The common representation used by the MIKE Workbench is similar to the one used by MIKE HYDRO BASIN, i.e. a set of nodes each having different parameters and each having input and output time series. But as opposed to the model tool the MIKE Workbench cannot handle links between nodes (this lies with the proprietary modeling tool).

The data model for a model setup in the MIKE Workbench looks like shown below. It illustrates that a model setup consists of a number of model objects (or nodes). Each node can have a number of input time series, may produce a number of output time series and/or a number of other outputs (e.g. images, text files). The entire setup may also have mode-wide outputs and may use initial conditions.

A model object may, in addition to the associated data types as shown, contain properties reflecting model settings or so-called model parameters. A model object may also reflect a geographic position.

The adapter concept¶

In order for the MIKE Workbench to communicate in a standard way with different types of modeling tools the adapter concept is used. This means that a model can be registered in and controlled from the MIKE WORKBENCH if a piece of software is added to the MIKE Workbench - the adapter - between the MIKE Workbench business logic and the model setup/model tool specifics.

Each model tool has its own adapter.

The adapter shall shield the model setup and proprietary files from the MIKE Workbench, making the model setup appear like any other model setup to the MIKE Workbench. The responsibilities of the adapter are in short:

Configuration
- Describe the setup in MIKE Workbench context (model objects, input/output time series, outputs, initial conditions).
- Provide model setup data enabling the MIKE Workbench to run the same model setup.
Runtime
- Convert the input data provided by the MIKE Workbench to proprietary formats (initial conditions, input time series).
Execute the model
- Assess success/failure of the model run.
- Extract outputs to MIKE Workbench format (new initial states, output time series, output data).

How to prepare a setup¶

The adapter shall 'just' parse the model setup pick up files and data and prepare the configuration input for the MIKE Workbench.

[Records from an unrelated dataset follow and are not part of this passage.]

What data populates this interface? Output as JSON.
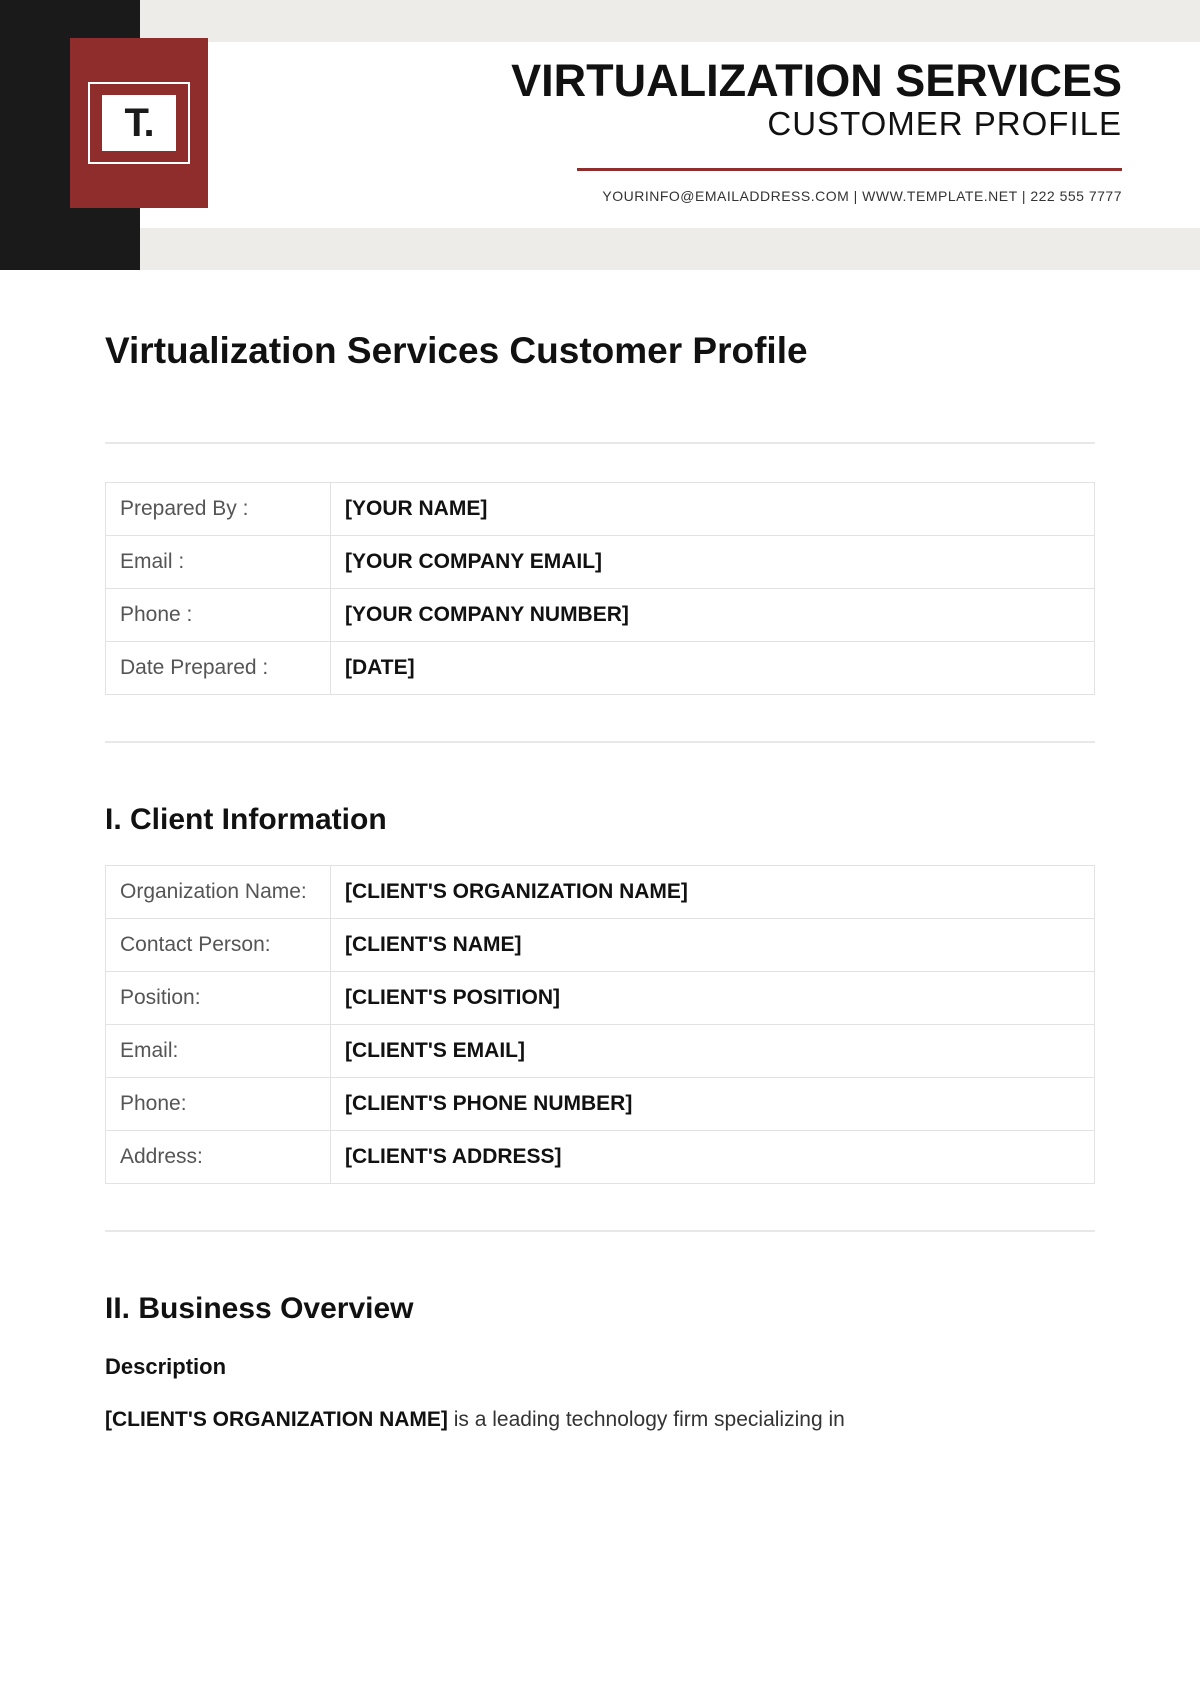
{
  "logo_text": "T.",
  "header": {
    "line1": "VIRTUALIZATION SERVICES",
    "line2": "CUSTOMER PROFILE",
    "contact": "YOURINFO@EMAILADDRESS.COM | WWW.TEMPLATE.NET | 222 555 7777"
  },
  "doc_title": "Virtualization Services Customer Profile",
  "prep_table": [
    {
      "label": "Prepared By :",
      "value": "[YOUR NAME]"
    },
    {
      "label": "Email :",
      "value": "[YOUR COMPANY EMAIL]"
    },
    {
      "label": "Phone :",
      "value": "[YOUR COMPANY NUMBER]"
    },
    {
      "label": "Date Prepared :",
      "value": "[DATE]"
    }
  ],
  "section1_heading": "I. Client Information",
  "client_table": [
    {
      "label": "Organization Name:",
      "value": "[CLIENT'S ORGANIZATION NAME]"
    },
    {
      "label": "Contact Person:",
      "value": "[CLIENT'S NAME]"
    },
    {
      "label": "Position:",
      "value": "[CLIENT'S POSITION]"
    },
    {
      "label": "Email:",
      "value": "[CLIENT'S EMAIL]"
    },
    {
      "label": "Phone:",
      "value": "[CLIENT'S PHONE NUMBER]"
    },
    {
      "label": "Address:",
      "value": "[CLIENT'S ADDRESS]"
    }
  ],
  "section2_heading": "II. Business Overview",
  "section2_subhead": "Description",
  "section2_body_bold": "[CLIENT'S ORGANIZATION NAME]",
  "section2_body_rest": " is a leading technology firm specializing in"
}
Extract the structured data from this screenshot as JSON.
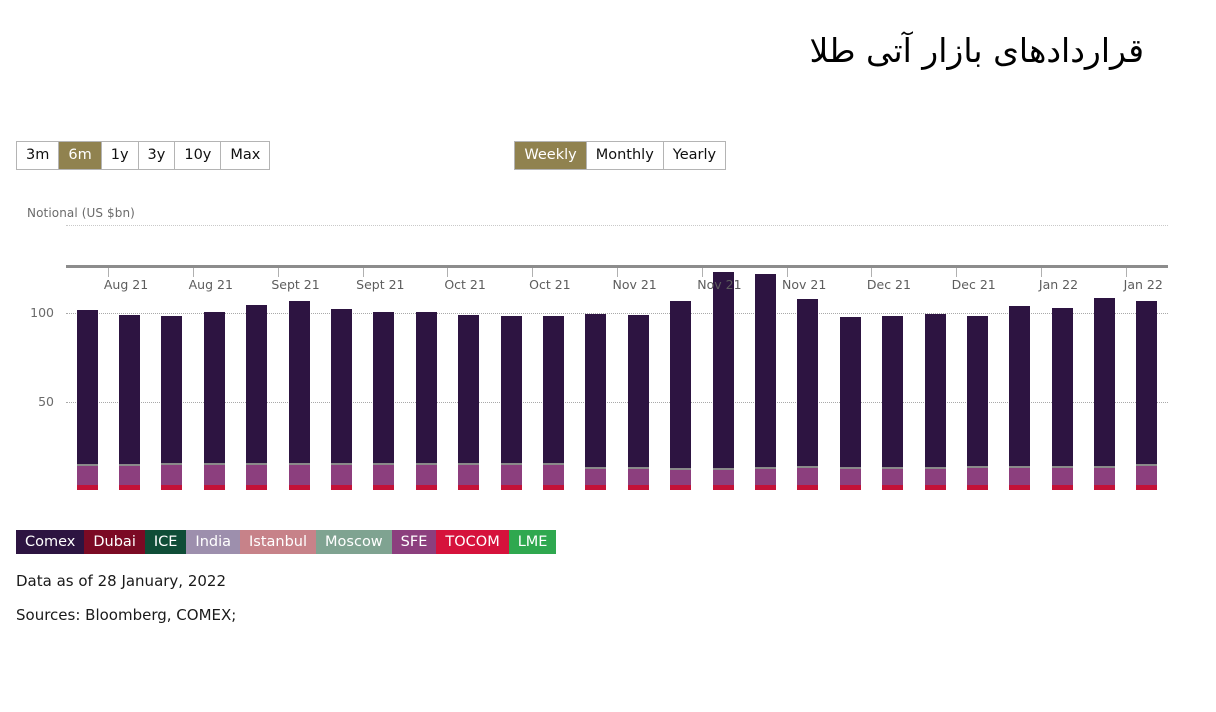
{
  "header": {
    "title": "قراردادهای بازار آتی طلا"
  },
  "controls": {
    "range": {
      "options": [
        "3m",
        "6m",
        "1y",
        "3y",
        "10y",
        "Max"
      ],
      "selected": "6m"
    },
    "frequency": {
      "options": [
        "Weekly",
        "Monthly",
        "Yearly"
      ],
      "selected": "Weekly"
    }
  },
  "chart_data": {
    "type": "bar",
    "title": "قراردادهای بازار آتی طلا",
    "subtype": "stacked",
    "ylabel": "Notional (US $bn)",
    "xlabel": "",
    "ylim": [
      0,
      150
    ],
    "yticks": [
      50,
      100
    ],
    "ytick_labels": [
      "50",
      "100"
    ],
    "grid": true,
    "legend_position": "bottom-left",
    "categories": [
      "Aug 21",
      "Aug 21",
      "Aug 21",
      "Aug 21",
      "Sept 21",
      "Sept 21",
      "Sept 21",
      "Sept 21",
      "Oct 21",
      "Oct 21",
      "Oct 21",
      "Oct 21",
      "Nov 21",
      "Nov 21",
      "Nov 21",
      "Nov 21",
      "Nov 21",
      "Dec 21",
      "Dec 21",
      "Dec 21",
      "Dec 21",
      "Jan 22",
      "Jan 22",
      "Jan 22",
      "Jan 22",
      "Jan 22"
    ],
    "xtick_labels": [
      "Aug 21",
      "Aug 21",
      "Sept 21",
      "Sept 21",
      "Oct 21",
      "Oct 21",
      "Nov 21",
      "Nov 21",
      "Nov 21",
      "Dec 21",
      "Dec 21",
      "Jan 22",
      "Jan 22"
    ],
    "series": [
      {
        "name": "Comex",
        "color": "#2d1441",
        "values": [
          88.5,
          85.5,
          84.5,
          87.0,
          91.0,
          93.0,
          88.5,
          87.0,
          86.5,
          85.0,
          84.5,
          84.5,
          87.5,
          87.0,
          95.5,
          112.0,
          110.0,
          95.5,
          86.0,
          86.5,
          87.5,
          86.0,
          91.5,
          90.5,
          96.0,
          93.5
        ]
      },
      {
        "name": "SFE",
        "color": "#8c3f7e",
        "values": [
          10.5,
          10.5,
          11.0,
          11.0,
          11.0,
          11.0,
          11.0,
          11.0,
          11.0,
          11.0,
          11.0,
          11.0,
          9.0,
          9.0,
          8.5,
          8.5,
          9.0,
          9.5,
          9.0,
          9.0,
          9.0,
          9.5,
          9.5,
          9.5,
          9.5,
          10.5
        ]
      },
      {
        "name": "TOCOM",
        "color": "#c41238",
        "values": [
          3.0,
          3.0,
          3.0,
          3.0,
          3.0,
          3.0,
          3.0,
          3.0,
          3.0,
          3.0,
          3.0,
          3.0,
          3.0,
          3.0,
          3.0,
          3.0,
          3.0,
          3.0,
          3.0,
          3.0,
          3.0,
          3.0,
          3.0,
          3.0,
          3.0,
          3.0
        ]
      }
    ],
    "totals": [
      102.0,
      99.0,
      98.5,
      101.0,
      105.0,
      107.0,
      102.5,
      101.0,
      100.5,
      99.0,
      98.5,
      98.5,
      99.5,
      99.0,
      107.0,
      123.5,
      122.0,
      108.0,
      98.0,
      98.5,
      99.5,
      98.5,
      104.0,
      103.0,
      108.5,
      107.0
    ]
  },
  "legend": {
    "items": [
      {
        "label": "Comex",
        "color": "#2d1441"
      },
      {
        "label": "Dubai",
        "color": "#7b0a24"
      },
      {
        "label": "ICE",
        "color": "#0f4d37"
      },
      {
        "label": "India",
        "color": "#9d8fad"
      },
      {
        "label": "Istanbul",
        "color": "#c78289"
      },
      {
        "label": "Moscow",
        "color": "#7fa391"
      },
      {
        "label": "SFE",
        "color": "#8c3f7e"
      },
      {
        "label": "TOCOM",
        "color": "#d6123c"
      },
      {
        "label": "LME",
        "color": "#2fa84f"
      }
    ]
  },
  "footer": {
    "data_as_of": "Data as of 28 January, 2022",
    "sources": "Sources: Bloomberg, COMEX;"
  },
  "theme": {
    "accent": "#90824f",
    "axis_text": "#5d5d5d",
    "gridline": "#a9a9a9",
    "baseline": "#8c8c8c"
  }
}
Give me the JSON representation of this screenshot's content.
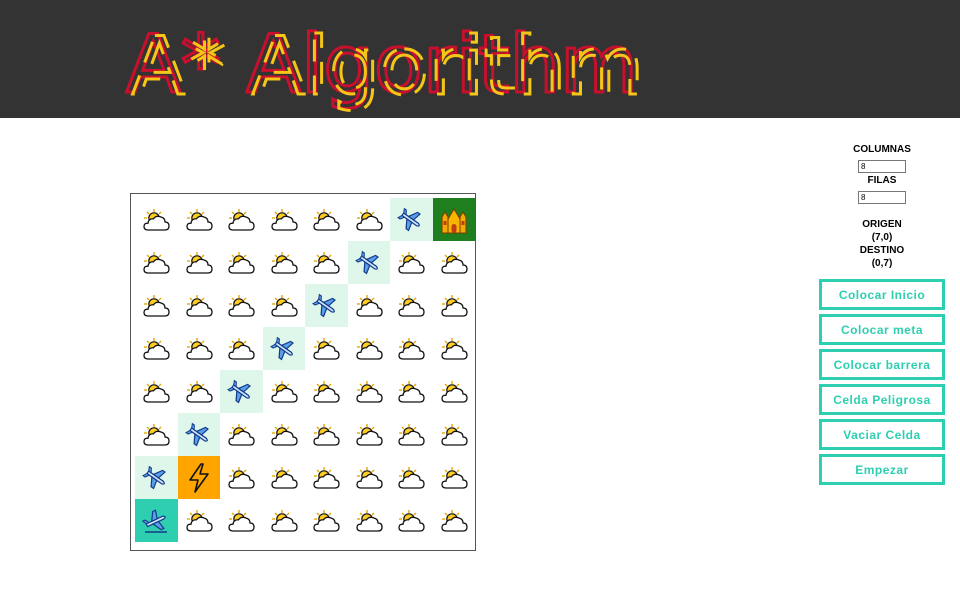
{
  "header": {
    "title": "A* Algorithm"
  },
  "colors": {
    "header_bg": "#333333",
    "title_red": "#c8102e",
    "title_yellow": "#f5c518",
    "accent": "#2ecfb0",
    "goal": "#1f7f1f",
    "danger": "#ffa500",
    "path": "#dff7eb"
  },
  "settings": {
    "columns_label": "COLUMNAS",
    "columns_value": "8",
    "rows_label": "FILAS",
    "rows_value": "8",
    "origin_label": "ORIGEN",
    "origin_value": "(7,0)",
    "destination_label": "DESTINO",
    "destination_value": "(0,7)"
  },
  "buttons": {
    "place_start": "Colocar Inicio",
    "place_goal": "Colocar meta",
    "place_barrier": "Colocar barrera",
    "danger_cell": "Celda Peligrosa",
    "clear_cell": "Vaciar Celda",
    "start": "Empezar"
  },
  "grid": {
    "cols": 8,
    "rows": 8,
    "cells": [
      [
        "cloud",
        "cloud",
        "cloud",
        "cloud",
        "cloud",
        "cloud",
        "path",
        "goal"
      ],
      [
        "cloud",
        "cloud",
        "cloud",
        "cloud",
        "cloud",
        "path",
        "cloud",
        "cloud"
      ],
      [
        "cloud",
        "cloud",
        "cloud",
        "cloud",
        "path",
        "cloud",
        "cloud",
        "cloud"
      ],
      [
        "cloud",
        "cloud",
        "cloud",
        "path",
        "cloud",
        "cloud",
        "cloud",
        "cloud"
      ],
      [
        "cloud",
        "cloud",
        "path",
        "cloud",
        "cloud",
        "cloud",
        "cloud",
        "cloud"
      ],
      [
        "cloud",
        "path",
        "cloud",
        "cloud",
        "cloud",
        "cloud",
        "cloud",
        "cloud"
      ],
      [
        "path",
        "danger",
        "cloud",
        "cloud",
        "cloud",
        "cloud",
        "cloud",
        "cloud"
      ],
      [
        "start",
        "cloud",
        "cloud",
        "cloud",
        "cloud",
        "cloud",
        "cloud",
        "cloud"
      ]
    ]
  },
  "icons": {
    "cloud": "sun-behind-cloud-icon",
    "path": "airplane-icon",
    "start": "airplane-departure-icon",
    "goal": "castle-icon",
    "danger": "lightning-icon"
  }
}
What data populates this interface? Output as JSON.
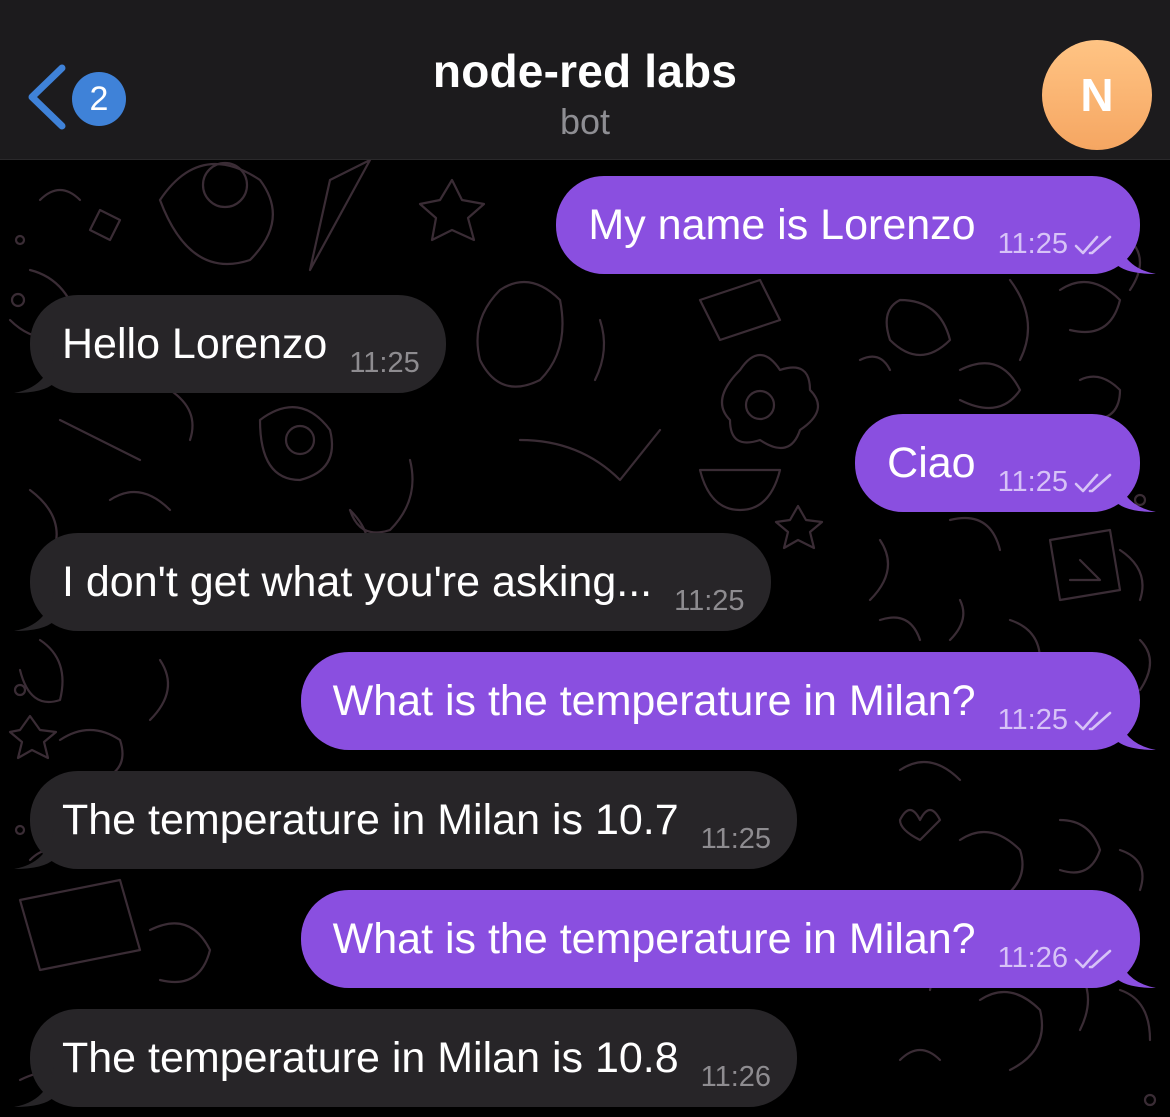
{
  "header": {
    "back_badge": "2",
    "title": "node-red labs",
    "subtitle": "bot",
    "avatar_letter": "N"
  },
  "colors": {
    "header_bg": "#1c1b1d",
    "outgoing_bubble": "#8a4fe0",
    "incoming_bubble": "#272528",
    "badge": "#3f82d8",
    "avatar": "#f5a662"
  },
  "icons": {
    "back": "chevron-left-icon",
    "read_status": "double-check-icon"
  },
  "messages": [
    {
      "direction": "out",
      "text": "My name is Lorenzo",
      "time": "11:25",
      "read": true
    },
    {
      "direction": "in",
      "text": "Hello Lorenzo",
      "time": "11:25"
    },
    {
      "direction": "out",
      "text": "Ciao",
      "time": "11:25",
      "read": true
    },
    {
      "direction": "in",
      "text": "I don't get what you're asking...",
      "time": "11:25"
    },
    {
      "direction": "out",
      "text": "What is the temperature in Milan?",
      "time": "11:25",
      "read": true
    },
    {
      "direction": "in",
      "text": "The temperature in Milan is 10.7",
      "time": "11:25"
    },
    {
      "direction": "out",
      "text": "What is the temperature in Milan?",
      "time": "11:26",
      "read": true
    },
    {
      "direction": "in",
      "text": "The temperature in Milan is 10.8",
      "time": "11:26"
    }
  ]
}
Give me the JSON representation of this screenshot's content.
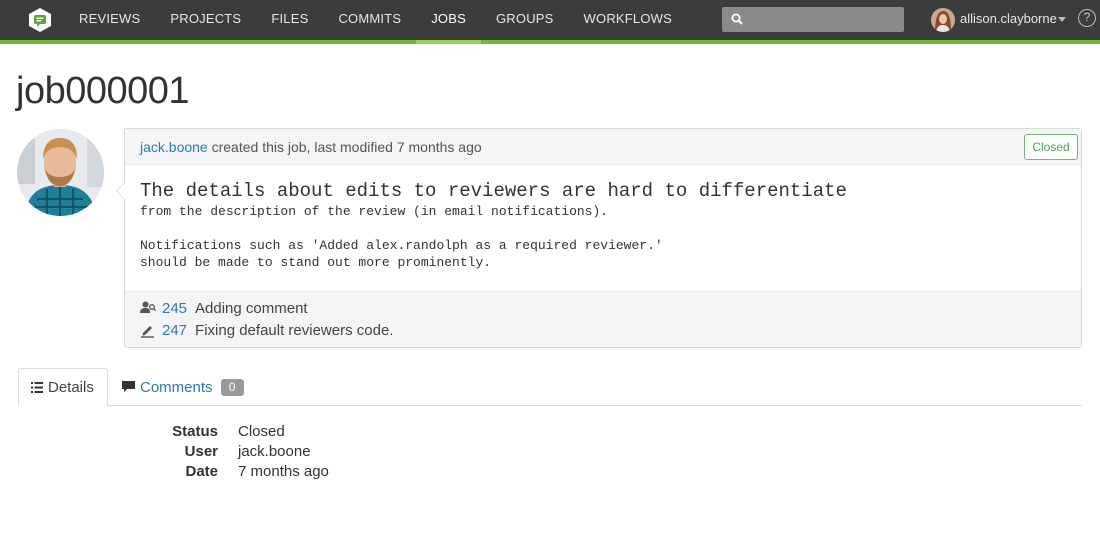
{
  "nav": {
    "items": [
      "REVIEWS",
      "PROJECTS",
      "FILES",
      "COMMITS",
      "JOBS",
      "GROUPS",
      "WORKFLOWS"
    ],
    "active": "JOBS",
    "search": {
      "placeholder": "",
      "value": ""
    },
    "user": "allison.clayborne",
    "help": "?"
  },
  "page": {
    "title": "job000001"
  },
  "job": {
    "author": "jack.boone",
    "meta": "created this job, last modified 7 months ago",
    "status": "Closed",
    "description_first": "The details about edits to reviewers are hard to differentiate",
    "description_rest": "from the description of the review (in email notifications).\n\nNotifications such as 'Added alex.randolph as a required reviewer.'\nshould be made to stand out more prominently.",
    "fixes": [
      {
        "icon": "review-icon",
        "number": "245",
        "text": "Adding comment"
      },
      {
        "icon": "commit-icon",
        "number": "247",
        "text": "Fixing default reviewers code."
      }
    ]
  },
  "tabs": {
    "details": {
      "label": "Details",
      "icon": "list-icon"
    },
    "comments": {
      "label": "Comments",
      "icon": "comment-icon",
      "count": "0"
    }
  },
  "details": {
    "rows": [
      {
        "label": "Status",
        "value": "Closed"
      },
      {
        "label": "User",
        "value": "jack.boone"
      },
      {
        "label": "Date",
        "value": "7 months ago"
      }
    ]
  },
  "colors": {
    "accent": "#6fbb2e",
    "link": "#2b7bb9",
    "navbar": "#3c3c3c",
    "closed": "#4aa84a"
  }
}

However, modelers tend to organize files and data differently which may give problems to some adapters.

The below bullets highlight a couple of recommendations which will reduce the number of problems which may be experience when registering a model:

Put the main model file (mdb, mxd, sim11, she, ...) in the root folder of the setup and have all other setup files and input time series in the same folder or in sub-directories.
It should be possible to copy the setup from the root folder to another location and still be able to run the model.
Empty the directory structure for any unnecessary files - maybe the adapter will zip all files from the root and down...
The setup to be registered only needs enough input data to run for a short period, i.e. reduce the size of input files and result files (initial conditions) before registration.
If possible, avoid strange characters (special language characters) in file names, station names, item names etc.
Consider the projection of the setup. It should be one of the projections supported by the MIKE Workbench. A good test is to try first to import shape files or similar directly into the MIKE WORKBENCH via GIS Manager to verify if they are supported
Make single item time series files if possible. The MIKE Workbench will provide data series data one by one. If the input time series files contain multiple items per (dfs0-) file, the adapter is then responsible for synchronizing the data series before writing the items in the file in the right order. This potential interpolation is avoided if files have only one item each.
Register a model setup WITH result files. i.e. run the model prior to registration. Only then can the adapter validate the potential outputs.